Kim’s lawyer, David Deitch of Ifrah Law in Washington, said Jackson’s ruling “made clear that the government will still have all its rights to protect the border if it is doing searches that are designed to thwart crimes that are afoot at the border crossing.”
“This is a really interesting and unresolved area of the law right now because, as often happens, we’re taking 17th century concepts of privacy rights and trying to apply them to 21st century technology,” Deitch said.
A spokesman for the U.S. attorney’s office in Washington said they were reviewing the ruling.
Jackson’s decision was the second in the past year in the D.C. federal trial court to address warrantless searches of laptops at airports.
In December, U.S. District Judge Rudolph Contreras rejected a motion to suppress evidence filed by another defendant charged with sanctions violations, Shantia Hassanshahi. Hassanshahi claimed the government lacked reasonable suspicion to seize and search his computer. He also argued the search was unlawful because investigators discovered his phone number using a secret law enforcement database.
Contreras found there was reasonable suspicion to search Hassanshahi’s computer.

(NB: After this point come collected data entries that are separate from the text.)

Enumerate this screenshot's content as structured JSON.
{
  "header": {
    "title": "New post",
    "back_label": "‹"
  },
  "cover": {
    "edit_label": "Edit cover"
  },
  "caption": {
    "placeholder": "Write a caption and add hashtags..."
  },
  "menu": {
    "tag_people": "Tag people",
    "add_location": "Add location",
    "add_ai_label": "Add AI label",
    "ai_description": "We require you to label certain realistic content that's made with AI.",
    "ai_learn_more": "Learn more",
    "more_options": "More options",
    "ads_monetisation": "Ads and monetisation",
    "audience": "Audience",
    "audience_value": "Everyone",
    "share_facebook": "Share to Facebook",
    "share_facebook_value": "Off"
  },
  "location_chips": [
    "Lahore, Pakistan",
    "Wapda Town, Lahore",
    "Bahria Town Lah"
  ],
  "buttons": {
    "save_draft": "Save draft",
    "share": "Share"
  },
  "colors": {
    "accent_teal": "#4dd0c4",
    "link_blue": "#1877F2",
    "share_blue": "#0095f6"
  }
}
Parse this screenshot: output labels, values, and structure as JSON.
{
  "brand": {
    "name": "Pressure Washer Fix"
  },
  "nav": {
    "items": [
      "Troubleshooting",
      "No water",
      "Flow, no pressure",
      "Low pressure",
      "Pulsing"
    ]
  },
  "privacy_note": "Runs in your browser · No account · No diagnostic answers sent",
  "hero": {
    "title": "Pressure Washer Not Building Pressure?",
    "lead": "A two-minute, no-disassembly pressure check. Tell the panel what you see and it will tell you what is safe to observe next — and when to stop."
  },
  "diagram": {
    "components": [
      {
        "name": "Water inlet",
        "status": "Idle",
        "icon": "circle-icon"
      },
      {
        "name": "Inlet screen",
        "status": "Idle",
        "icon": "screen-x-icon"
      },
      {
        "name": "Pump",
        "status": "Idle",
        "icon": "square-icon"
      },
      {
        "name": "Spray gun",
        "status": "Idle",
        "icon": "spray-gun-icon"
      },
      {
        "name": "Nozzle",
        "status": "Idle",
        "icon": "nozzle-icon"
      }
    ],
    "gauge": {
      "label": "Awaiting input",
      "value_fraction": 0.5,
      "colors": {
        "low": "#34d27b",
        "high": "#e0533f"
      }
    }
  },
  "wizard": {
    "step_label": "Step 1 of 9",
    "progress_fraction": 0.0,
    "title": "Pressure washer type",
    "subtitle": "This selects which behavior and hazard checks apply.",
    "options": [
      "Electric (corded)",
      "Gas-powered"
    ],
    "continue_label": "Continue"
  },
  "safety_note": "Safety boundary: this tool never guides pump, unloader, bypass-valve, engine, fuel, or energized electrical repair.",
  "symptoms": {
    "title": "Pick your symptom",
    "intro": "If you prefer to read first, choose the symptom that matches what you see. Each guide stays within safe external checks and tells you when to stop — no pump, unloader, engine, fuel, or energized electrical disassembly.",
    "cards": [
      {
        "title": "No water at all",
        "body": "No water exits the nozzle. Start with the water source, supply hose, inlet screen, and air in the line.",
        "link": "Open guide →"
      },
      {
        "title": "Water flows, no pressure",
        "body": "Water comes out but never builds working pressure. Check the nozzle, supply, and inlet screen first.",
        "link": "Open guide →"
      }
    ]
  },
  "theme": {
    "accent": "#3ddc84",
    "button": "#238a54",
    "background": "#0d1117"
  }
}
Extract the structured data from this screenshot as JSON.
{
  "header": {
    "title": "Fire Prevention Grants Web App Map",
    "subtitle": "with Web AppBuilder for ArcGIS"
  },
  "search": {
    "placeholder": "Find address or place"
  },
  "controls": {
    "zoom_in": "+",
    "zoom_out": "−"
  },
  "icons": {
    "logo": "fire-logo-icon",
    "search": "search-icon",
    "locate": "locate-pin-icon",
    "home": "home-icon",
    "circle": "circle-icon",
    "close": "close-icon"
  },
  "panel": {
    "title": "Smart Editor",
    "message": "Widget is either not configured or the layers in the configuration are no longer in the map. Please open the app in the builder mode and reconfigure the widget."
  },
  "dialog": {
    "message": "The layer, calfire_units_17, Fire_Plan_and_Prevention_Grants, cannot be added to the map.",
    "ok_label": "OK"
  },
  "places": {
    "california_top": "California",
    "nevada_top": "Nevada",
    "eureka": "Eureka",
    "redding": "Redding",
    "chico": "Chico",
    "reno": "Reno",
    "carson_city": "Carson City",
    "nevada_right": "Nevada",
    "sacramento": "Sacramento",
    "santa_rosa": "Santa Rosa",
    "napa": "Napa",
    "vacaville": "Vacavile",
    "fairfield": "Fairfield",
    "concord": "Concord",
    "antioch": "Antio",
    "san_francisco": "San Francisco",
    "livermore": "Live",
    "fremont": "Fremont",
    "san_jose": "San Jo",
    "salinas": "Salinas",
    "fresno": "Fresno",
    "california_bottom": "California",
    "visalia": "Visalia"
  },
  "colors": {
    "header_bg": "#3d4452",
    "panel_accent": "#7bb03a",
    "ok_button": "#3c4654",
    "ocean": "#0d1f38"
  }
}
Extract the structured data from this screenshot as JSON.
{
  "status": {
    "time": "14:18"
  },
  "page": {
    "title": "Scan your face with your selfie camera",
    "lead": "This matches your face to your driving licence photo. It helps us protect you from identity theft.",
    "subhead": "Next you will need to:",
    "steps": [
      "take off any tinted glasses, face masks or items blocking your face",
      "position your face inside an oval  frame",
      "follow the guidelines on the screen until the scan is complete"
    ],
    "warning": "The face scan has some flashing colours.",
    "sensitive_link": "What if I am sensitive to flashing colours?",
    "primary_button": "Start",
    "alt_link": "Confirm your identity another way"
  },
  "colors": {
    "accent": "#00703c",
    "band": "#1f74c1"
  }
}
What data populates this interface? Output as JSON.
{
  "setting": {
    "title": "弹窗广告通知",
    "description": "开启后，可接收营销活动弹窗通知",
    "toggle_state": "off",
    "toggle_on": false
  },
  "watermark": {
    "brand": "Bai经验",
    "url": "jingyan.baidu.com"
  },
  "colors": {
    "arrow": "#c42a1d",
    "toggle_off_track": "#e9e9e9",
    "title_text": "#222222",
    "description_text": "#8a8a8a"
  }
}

Law enforcement had reason to believe Hassanshahi was doing business in Iran, the judge said, including an earlier federal investigation into his activities involving Iran, his past travels there and the fact that he was carrying multiple electronic devices that appeared “to be inconsistent with just personal use while traveling.”
Jackson said that Kim’s case was different from Hassanshahi’s because “there was nothing about Kim’s particular travel plans that would arouse suspicion; he was returning to his home in Korea and he was known to have business operations within the United States.”